# What You Need:
→ Pasta
01 - 14 oz elbow macaroni
→ Cheese Sauce
02 - 4 tbsp unsalted butter
03 - 1/3 cup all-purpose flour
04 - 4 cups whole milk, warmed
05 - 1 tsp Dijon mustard
06 - 1/2 tsp garlic powder
07 - 1/2 tsp onion powder
08 - 1/2 tsp salt, plus more for pasta water
09 - 1/4 tsp ground black pepper
10 - 2 cups sharp cheddar cheese, grated
11 - 1 cup Gruyère cheese, grated
→ Topping
12 - 1 cup panko breadcrumbs
13 - 2 tbsp unsalted butter, melted
14 - 1/4 cup Parmesan cheese, grated (optional)
# How-To:
01 - Preheat oven to 350°F. Grease a 3-quart baking dish with butter or nonstick spray.
02 - Bring a large pot of salted water to a boil. Cook macaroni until just al dente, about 1 to 2 minutes less than package instructions. Drain and set aside.
03 - Melt 4 tablespoons butter in a large saucepan over medium heat. Whisk in flour constantly for 1 to 2 minutes until pale and smooth.
04 - Gradually whisk in warmed milk, stirring often until sauce thickens and coats the back of a spoon, about 5 to 7 minutes. Remove from heat and stir in Dijon mustard, garlic powder, onion powder, salt, and pepper. Add cheddar and Gruyère cheeses, stirring until melted and smooth.
05 - Mix drained macaroni into cheese sauce until evenly coated.

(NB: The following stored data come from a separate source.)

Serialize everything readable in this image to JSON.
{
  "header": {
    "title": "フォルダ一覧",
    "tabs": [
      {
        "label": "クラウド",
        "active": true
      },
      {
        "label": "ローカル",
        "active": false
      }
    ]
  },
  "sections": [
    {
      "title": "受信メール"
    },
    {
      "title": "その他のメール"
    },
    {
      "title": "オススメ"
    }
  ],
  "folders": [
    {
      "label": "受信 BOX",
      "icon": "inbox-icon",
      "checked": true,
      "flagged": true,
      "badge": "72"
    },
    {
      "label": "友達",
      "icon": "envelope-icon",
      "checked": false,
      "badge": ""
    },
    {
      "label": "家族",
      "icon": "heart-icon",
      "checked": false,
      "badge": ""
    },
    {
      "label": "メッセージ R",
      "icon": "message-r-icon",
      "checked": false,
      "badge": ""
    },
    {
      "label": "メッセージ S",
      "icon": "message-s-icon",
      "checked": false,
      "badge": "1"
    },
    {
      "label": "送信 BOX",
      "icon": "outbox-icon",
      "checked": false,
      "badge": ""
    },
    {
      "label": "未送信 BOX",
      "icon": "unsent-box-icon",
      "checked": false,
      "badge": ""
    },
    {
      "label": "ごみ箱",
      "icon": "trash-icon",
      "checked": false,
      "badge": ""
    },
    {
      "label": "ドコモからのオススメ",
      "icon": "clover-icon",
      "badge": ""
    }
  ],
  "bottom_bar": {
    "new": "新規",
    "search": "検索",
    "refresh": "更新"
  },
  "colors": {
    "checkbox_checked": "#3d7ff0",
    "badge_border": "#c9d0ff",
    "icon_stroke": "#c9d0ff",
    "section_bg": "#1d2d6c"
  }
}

06 - Pour macaroni mixture into prepared baking dish.
07 - In a small bowl, combine panko breadcrumbs with melted butter and Parmesan if using. Sprinkle evenly over macaroni.
08 - Bake for 25 to 30 minutes until topping is golden and sauce is bubbling. Let rest 5 minutes before serving.